In September, the country added 26.2K full-time positions, while part-time jobs decreased by 11.4K. The composition of the headline figure is also relevant as the more full-time jobs, the better is for the economy.

Wages’ growth below trend for over seven years

Ahead of the event, however, the Australian Bureau of Statistics released the Q3 Wage Price Index, which was up in the quarter by 0.53%, meeting the market’s expectations. When compared to a year earlier, it was up by 2.2%, below the previous 2.3% and also missing the market’s forecast.  Those numbers confirmed that wages are stagnated below the long-term growth rate of 3.2%, a level seen over seven years ago.

Whatever the result is of the jobs’ report, the sluggish wages’ growth should maintain the RBA in the easing path. If the numbers disappoint, pressure on policymakers will mount. RBA’s Governor Lowe signalled a pause in the easing cycle earlier this month, and speculative interest believes that the RBA is done for this year, particularly considering cutting rates may backfire and dent consumption.

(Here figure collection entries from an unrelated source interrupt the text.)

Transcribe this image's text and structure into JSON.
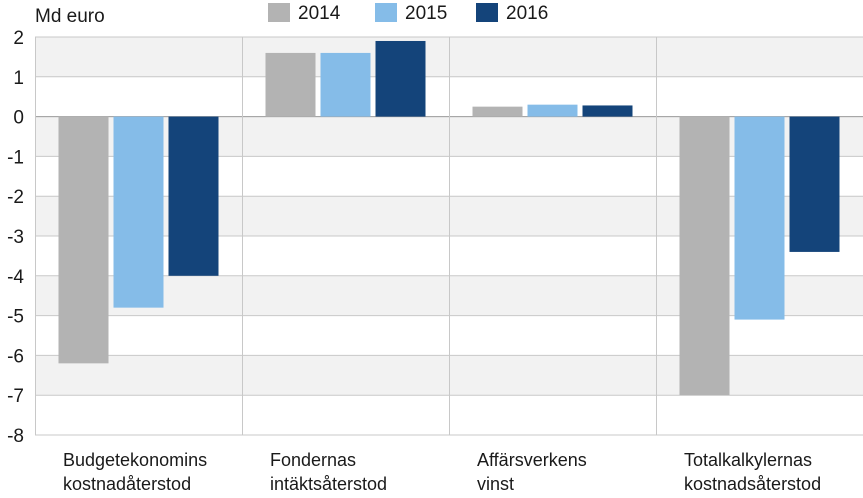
{
  "chart_data": {
    "type": "bar",
    "unit_label": "Md euro",
    "categories": [
      [
        "Budgetekonomins",
        "kostnadåterstod"
      ],
      [
        "Fondernas",
        "intäktsåterstod"
      ],
      [
        "Affärsverkens",
        "vinst"
      ],
      [
        "Totalkalkylernas",
        "kostnadsåterstod"
      ]
    ],
    "series": [
      {
        "name": "2014",
        "color": "#b3b3b3",
        "values": [
          -6.2,
          1.6,
          0.25,
          -7.0
        ]
      },
      {
        "name": "2015",
        "color": "#85bce8",
        "values": [
          -4.8,
          1.6,
          0.3,
          -5.1
        ]
      },
      {
        "name": "2016",
        "color": "#14447a",
        "values": [
          -4.0,
          1.9,
          0.28,
          -3.4
        ]
      }
    ],
    "ylim": [
      -8,
      2
    ],
    "yticks": [
      "2",
      "1",
      "0",
      "-1",
      "-2",
      "-3",
      "-4",
      "-5",
      "-6",
      "-7",
      "-8"
    ],
    "grid": true,
    "band_colors": [
      "#f2f2f2",
      "#ffffff"
    ],
    "legend_position": "top"
  }
}
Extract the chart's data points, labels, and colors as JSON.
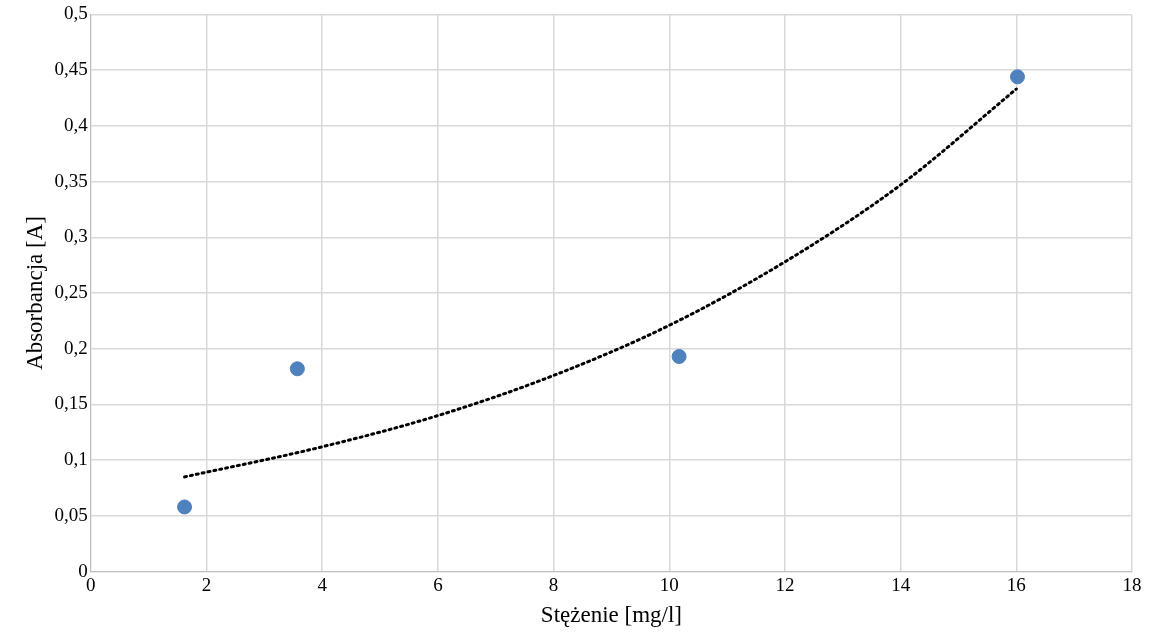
{
  "chart_data": {
    "type": "scatter",
    "xlabel": "Stężenie [mg/l]",
    "ylabel": "Absorbancja [A]",
    "xlim": [
      0,
      18
    ],
    "xticks": [
      0,
      2,
      4,
      6,
      8,
      10,
      12,
      14,
      16,
      18
    ],
    "ylim": [
      0,
      0.5
    ],
    "yticks": [
      {
        "value": 0,
        "label": "0"
      },
      {
        "value": 0.05,
        "label": "0,05"
      },
      {
        "value": 0.1,
        "label": "0,1"
      },
      {
        "value": 0.15,
        "label": "0,15"
      },
      {
        "value": 0.2,
        "label": "0,2"
      },
      {
        "value": 0.25,
        "label": "0,25"
      },
      {
        "value": 0.3,
        "label": "0,3"
      },
      {
        "value": 0.35,
        "label": "0,35"
      },
      {
        "value": 0.4,
        "label": "0,4"
      },
      {
        "value": 0.45,
        "label": "0,45"
      },
      {
        "value": 0.5,
        "label": "0,5"
      }
    ],
    "grid": true,
    "legend": false,
    "marker": "circle",
    "series": [
      {
        "type": "scatter",
        "color": "#4f81bd",
        "x": [
          1.62,
          3.57,
          10.17,
          16.02
        ],
        "values": [
          0.058,
          0.182,
          0.193,
          0.444
        ]
      },
      {
        "type": "line",
        "color": "#000000",
        "line_style": "dotted",
        "marker": "none",
        "x": [
          1.62,
          4,
          6,
          8,
          10,
          12,
          14,
          16
        ],
        "values": [
          0.085,
          0.112,
          0.14,
          0.176,
          0.221,
          0.278,
          0.347,
          0.433
        ]
      }
    ]
  }
}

 AUD/USD possible scenarios

The employment report would likely trigger some action in AUD/USD, mostly if the numbers diverge from the market’s expectations. A better-than-expected report could help the Aussie advance, although, given its bearish trend, the movement will likely be short-lived, with sellers waiting at higher levels. Worse-than-anticipated figures, on the other hand, would exacerbate the dominant bearish trend.

Conclusion

As it has been happening in the last few months, unless the final numbers post a wide divergence with the market’s forecasts, the report will have a limited effect on the Australian dollar, with more chances of a bearish run in the case the report misses, than of a rally in the case it surprises to the upside.